Quello di ieri sera è stato il confronto fra due delle squadre più giovani del panorama europeo. In un match con caratteristiche di questo tipo è scontato assistere a tanta corsa, velocità, agonismo, ma anche a tantissime ingenuità. Alla fine ha vinto il meno ingenuo Milan (età media di 25 anni contro i 22 degli avversari).  Non è stata la passeggiata che un risultato così largo potrebbe dare a intendere; il Salisburgo è una bella squadra, nei primi 45 minuti ci ha messi spesso in seria difficoltà, pressando alto, tenendo bene la palla e arrivando pericolosamente al tiro diverse volte, sia sullo zero a zero sia dopo che siamo passati in vantaggio. Soltanto alcuni prodigiosi interventi in extremis di Kalulu (costretto anche a rischiare il rigore su Okafor) e Tomori hanno impedito la marcatura austriaca. Beninteso, non è che il Milan sia rimasto a guardare: Theo ha colto un palo in avvio e altre buone situazioni in contropiede sono sfumate per poco, tuttavia, durante l’intervallo, malgrado il vantaggio, una certa preoccupazione per il prosieguo della gara alzi la mano chi non l’ha avuta.

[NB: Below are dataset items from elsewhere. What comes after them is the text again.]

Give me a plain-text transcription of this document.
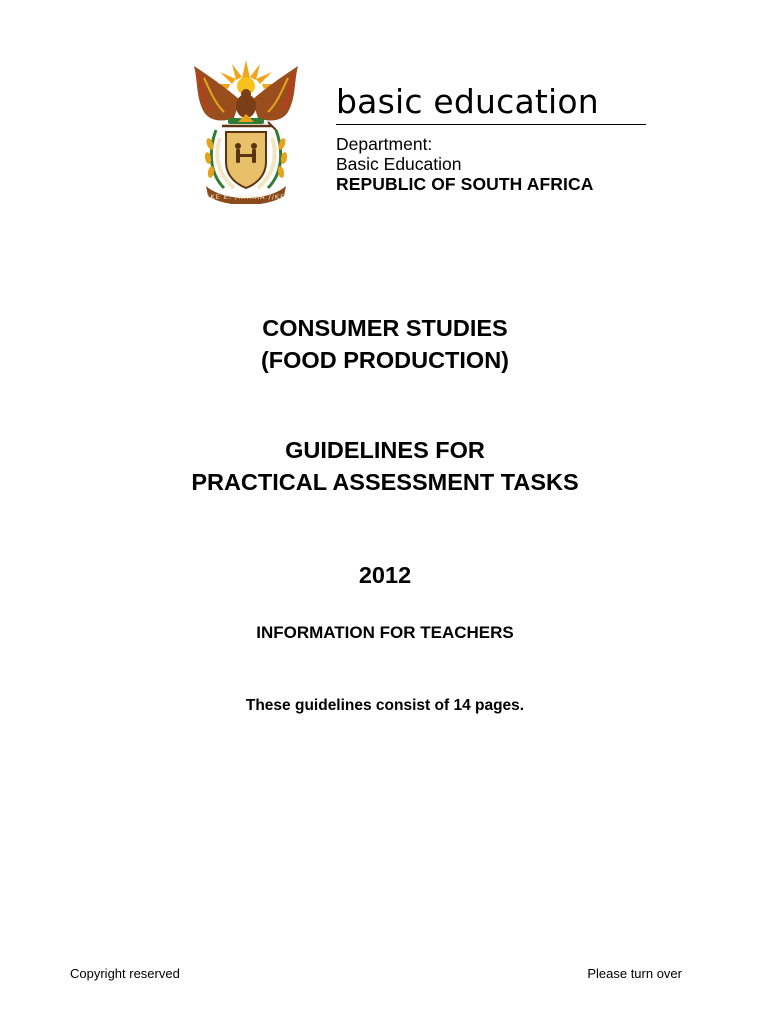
!KE E: /XARRA //KE
basic education
Department:
Basic Education
REPUBLIC OF SOUTH AFRICA
CONSUMER STUDIES
(FOOD PRODUCTION)
GUIDELINES FOR
PRACTICAL ASSESSMENT TASKS
2012
INFORMATION FOR TEACHERS
These guidelines consist of 14 pages.
Copyright reserved	Please turn over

Fortunatamente ci ha pensato in avvio di ripresa l’uomo che non sa fare nulla in modo eccezionale, ma che sa fare tutto: Rade Krunic, detto Jack of all trades. Dal suo gol in avanti la partita è cambiata, è stata messa in ghiaccio (o a letto, come ha detto Oliviero  nell’intervista post gara). La pressione sui nostri portatori di palla da lì in avanti è calata, la squadra ha giocato più sciolta, come se si fosse tolta un grosso peso dalle spalle, e alla fine il risultato avrebbe potuto anche acquisire dimensioni maggiori — ingiustamente, per la verità. E’ vero che il Milan aveva il vantaggio di giocare in casa (pubblico stupendo, ancora una volta) e di poter scegliere due risultati su tre, ma è anche vero che per noi era vitale, per le numerose ragioni che non sto a ricordare, approdare agli ottavi, mentre non lo era per i giovanissimi bibitari. Insomma, l’avvio un po’ contratto da parte dei nostri ragazzi e quello più spensierato da parte degli austriaci sono anche comprensibili.

Su tutti Bennacer, Kalulu e Giroud. A pari merito. Davvero, non saprei come metterli in fila. Il primo sembrava avesse un fratello gemello di egual bravura dentro il campo: Isma sembrava ovunque. Il secondo ha sventato due situazioni pericolosissime e ha giganteggiato sulla sua fascia. Il terzo ha messo lo zampone e il testone in tutti e quattro i nostri gol. Un gradino sotto, ma comunque ad alti livelli, Tonali e Theo. Bravi anche il Tata e il già citato Rade. Kiaer ancora un po’ indietro, l’ho visto impacciato. Rafa mi ha fatto incazzare per gran parte della gara, ma nei rari casi in cui si è acceso è stato il solito spettacolo (peccato per la traversa).

L’arbitro Lahoz è stato molto bravo: quando un fallo  non è evidente, il rigore non si concede.

Pioli ovviamente on fire. Potrei, colto dal solito attacco di puntacazzismo, domandargli il perché di un così scarso utilizzo del  mercato estivo o che cosa pensa di fare per restituire  solidità difensiva alla squadra, ma non lo farò. E’ trascorso quasi un decennio dall’ultimo approdo agli ottavi di Champions League, è il momento di festeggiare, non di rompere le scatole.